Intel_C_Intel · ‎02-18-2005

Dear forall,
If the size of the application and compile-time requirements allow, also consider the /Qipo switch to enable inter-procedural optimizations of the complete program. In fact, the shorthand /fast currently expands into /QxP /O3 /Qipo /Qprec-div-. For your use setting, you would like to start with /QaxP /O3 /Qipo (since Qprec-div- only helps if your application performs a lot of FP divisions and is numerically stable enough to allow a few additional optimizations on them).
Aart

Steven_L_Intel1 · ‎02-18-2005

Ok, I see what you mean.

The /QxW option is not available from the property page. Officially, it has been superseded by /QxN, but if you are compiling for Opteron, you can't use that. So click on Command Line and type in /QxW manually.

The "Optimize for" option is similar to CVF's /tune switch. It has a smaller effect and adjusts for the fact that some processors "prefer" certain instructions over others, even though both support both instructions. You should select "Optimize for" for the processor you expect to run on most often - it may cause other processors to run a bit slower but the program will still run. This is something you need to test for yourself.

There is a lot of information on these topics in "Volume 2" of the Intel Fortran Programmer's Manual.

forall · ‎02-19-2005

ok, i've tried /QxW but getting error:"Link: warning: ignoring unknown option '-/QxW'" at link stage. I checked in the commandprompt and its typed as /QxW. Will now try /QxN for the Xeon

Steven_L_Intel1 · ‎02-19-2005

It sounds as if you typed that in on the Linker page. You want Fortran.

TimP · ‎02-19-2005

The switch /QxB was added to optimize for Pentium M Banias and Dothan CPUs, as they have a limited issue rate for SSE instructions, but still get a benefit from SSE vectorization.
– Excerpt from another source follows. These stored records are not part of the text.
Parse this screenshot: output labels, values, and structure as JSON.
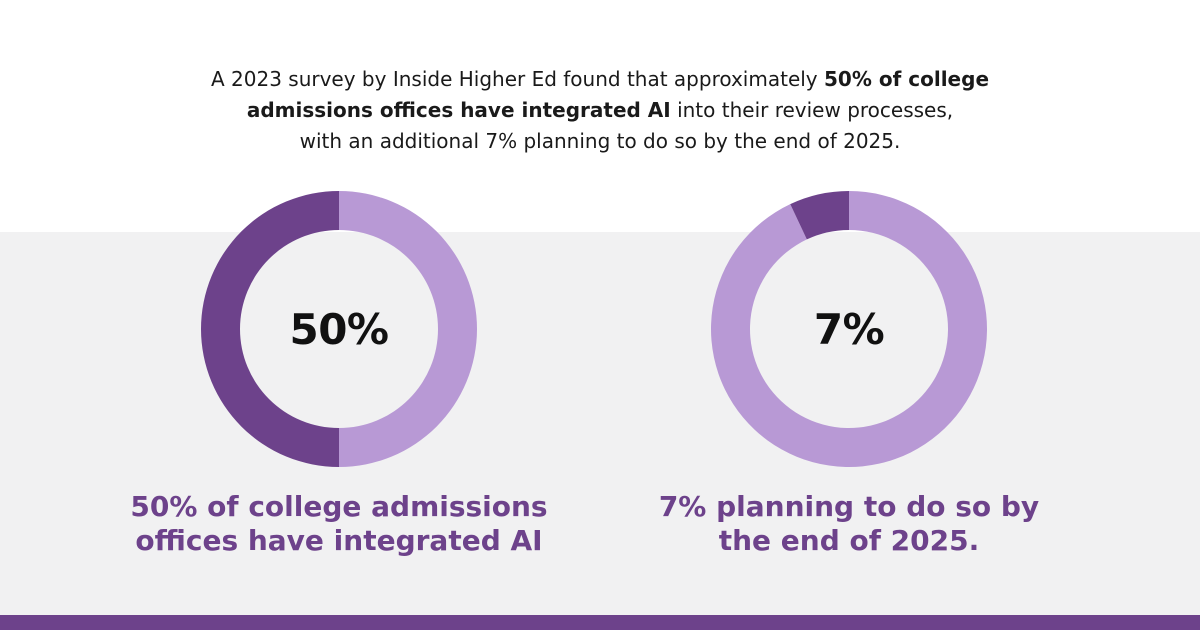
{
  "intro": {
    "line1_pre": "A 2023 survey by Inside Higher Ed found that approximately ",
    "line1_bold": "50% of college",
    "line2_bold": "admissions offices have integrated AI",
    "line2_post": " into their review processes,",
    "line3": "with an additional 7% planning to do so by the end of 2025."
  },
  "colors": {
    "primary": "#6d428b",
    "light": "#b899d5",
    "band": "#f1f1f2"
  },
  "chart_data": [
    {
      "type": "pie",
      "variant": "donut",
      "center_label": "50%",
      "values": [
        50,
        50
      ],
      "segment_colors": [
        "#b899d5",
        "#6d428b"
      ],
      "highlight_index": 1,
      "caption_line1": "50% of college admissions",
      "caption_line2": "offices have integrated AI"
    },
    {
      "type": "pie",
      "variant": "donut",
      "center_label": "7%",
      "values": [
        93,
        7
      ],
      "segment_colors": [
        "#b899d5",
        "#6d428b"
      ],
      "highlight_index": 1,
      "caption_line1": "7% planning to do so by",
      "caption_line2": "the end of 2025."
    }
  ]
}
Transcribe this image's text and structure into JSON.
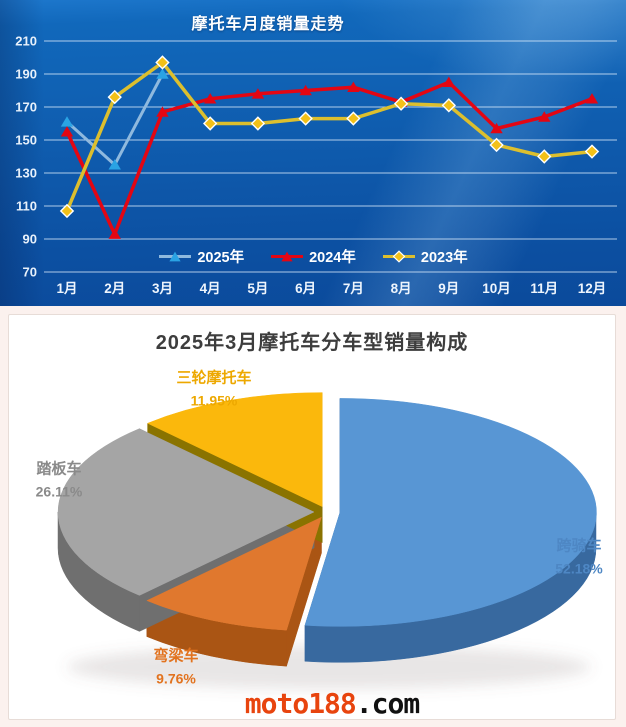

The option will run on other Intel CPUs, but usually not with as good performance as /QxW. I'm wondering if my impression is correct, that /QxB is not getting much attention, and is no longer consistently better for Pentium M performance. Apparently, future mobile core processors will have no need for it.

forall · ‎02-20-2005

ok, i did have both /QxP and /QxW simultaneously which probably caused some problems. however I still cannot get any of these switches to work.

I should point out that I have the following setup: a static library that is compiled separately with switch /QxW and then I link to it a Fortran Windows application, also with /QxW (other options same as far as I can see, have checked them). Definitely typed /QxW in the Fortran command prompt. The compilation is carried out on a Pentium-Dothan 735, with the exes to be moved to a Xeon and Opteron (I was trying /QxN for the Xeons and /QxW for the Opteron as suggested earlier by Steve).

I rebuilt the projects from scratch just in case and now get the following error when building the Fort-Windows app with /QxW: "error LNK2019: unresolved external symbol _vmldExp2 referenced in function _sumgauss". function sumgauss is rather simple and contains the following line "ex(:)=exp(-arg(:)**2)" which I assume is the cause of the problem (Exp2??). There were no problems building the static library.

Now, when using /QxN (or /QxP) instead of /QxW (in both the lib and the fortran-windows app) the compilation of the library seems to abort at some file (which didnt have problems at other settings). No internal error - just 'compilation aborted (code 1)'. The same file in both cases.

Message Edited by forall on 02-19-2005 07:00 PM

TimP · ‎02-20-2005

/QxN is practically the same as /QxW, except for the restriction to Intel CPUs. Using ifort or ICL with any of those vectorizing options to drive the link should cause it to link against one of the svml_disp libraries. That will take care of the short vector exponential. If you used another way of linking, such as a default CL link, it wouldn't automatically include the Intel svml library.

forall · ‎02-20-2005

I assume by 'vectorising options' you mean a switch like /Qparallel. However after doing this I still get unresolved vmldExp2.

TimP · ‎02-20-2005

No, the options /QxW, /QxN, /QxP, /QxB and the like invoke SSE2 vectorization, and include the corresponding short vector math library in the command passed by ifort to the linker.
The additional library invoked by /Qparallel or /Qopenmp is libguide.